On Wed, Jul 15, 2020 at 9:46 AM Steven D'Aprano email@example.com wrote:
On Mon, Jul 13, 2020 at 09:56:45PM +1000, Chris Angelico wrote:
A pickle file (or equivalent blob in a database, or whatever) should be considered equally as trusted as your source code. If you're writing out a file that has the exact same access permissions as your own source code, and then reading it back, you shouldn't have to worry about pickle's safety any more than you worry about your code's safety
- anyone who could maliciously craft something for you to unpickle
could equally just edit the source code directly.
If I worry about the security of my source code, I can put a known good copy on read-only media, or lock it down with more restrictive permissions so that the user running the code cannot modify it. In either case, if my code needs to write data out and then later back in to a pickle file, it can't be written to the same location as my source code. (As it is read-only.)

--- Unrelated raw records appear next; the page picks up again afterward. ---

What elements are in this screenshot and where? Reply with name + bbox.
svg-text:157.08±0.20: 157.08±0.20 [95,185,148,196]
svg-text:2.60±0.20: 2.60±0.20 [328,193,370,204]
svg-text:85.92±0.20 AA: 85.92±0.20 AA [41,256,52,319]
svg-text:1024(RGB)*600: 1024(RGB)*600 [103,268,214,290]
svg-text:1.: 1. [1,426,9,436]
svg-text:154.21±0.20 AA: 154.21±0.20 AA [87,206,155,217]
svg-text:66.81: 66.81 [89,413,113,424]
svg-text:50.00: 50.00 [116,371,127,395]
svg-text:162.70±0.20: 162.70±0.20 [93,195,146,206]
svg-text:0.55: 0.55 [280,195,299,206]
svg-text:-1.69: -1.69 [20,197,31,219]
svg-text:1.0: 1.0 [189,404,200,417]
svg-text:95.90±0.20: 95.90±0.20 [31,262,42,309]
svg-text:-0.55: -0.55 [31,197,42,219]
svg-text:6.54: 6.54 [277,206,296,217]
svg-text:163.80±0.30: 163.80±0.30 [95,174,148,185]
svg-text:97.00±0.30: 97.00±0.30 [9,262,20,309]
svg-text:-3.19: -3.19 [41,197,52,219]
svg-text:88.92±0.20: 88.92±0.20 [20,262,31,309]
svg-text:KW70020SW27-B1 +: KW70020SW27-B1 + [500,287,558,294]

At that point, you are NOT running it with the "exact same access permissions", are you? :) But a large amount of code is indeed run with the same access permissions as its temporary files (which may be incredibly restrictive or incredibly generous, either way).
They've probably been thinking about ways to exploit pickle for months. I've spent three minutes reading the docs. Who is likely to win?
This is why an *inherently safe* serialization format is a necessary thing. I don't want to spend even three minutes thinking about exploits, I just want to write the data out and read it back in, no issues, no worries, and not have to think about it.
And that's why we have JSON and various others, which are not pickle and are not vulnerable the way that pickle is. I don't think we need a "safe pickle". What we need is to not use pickle when it's not the right tool.
I'm highly sympathetic to the requests for "JSON but able to encode more types", but not so sympathetic to "pickle but magically able to be safe".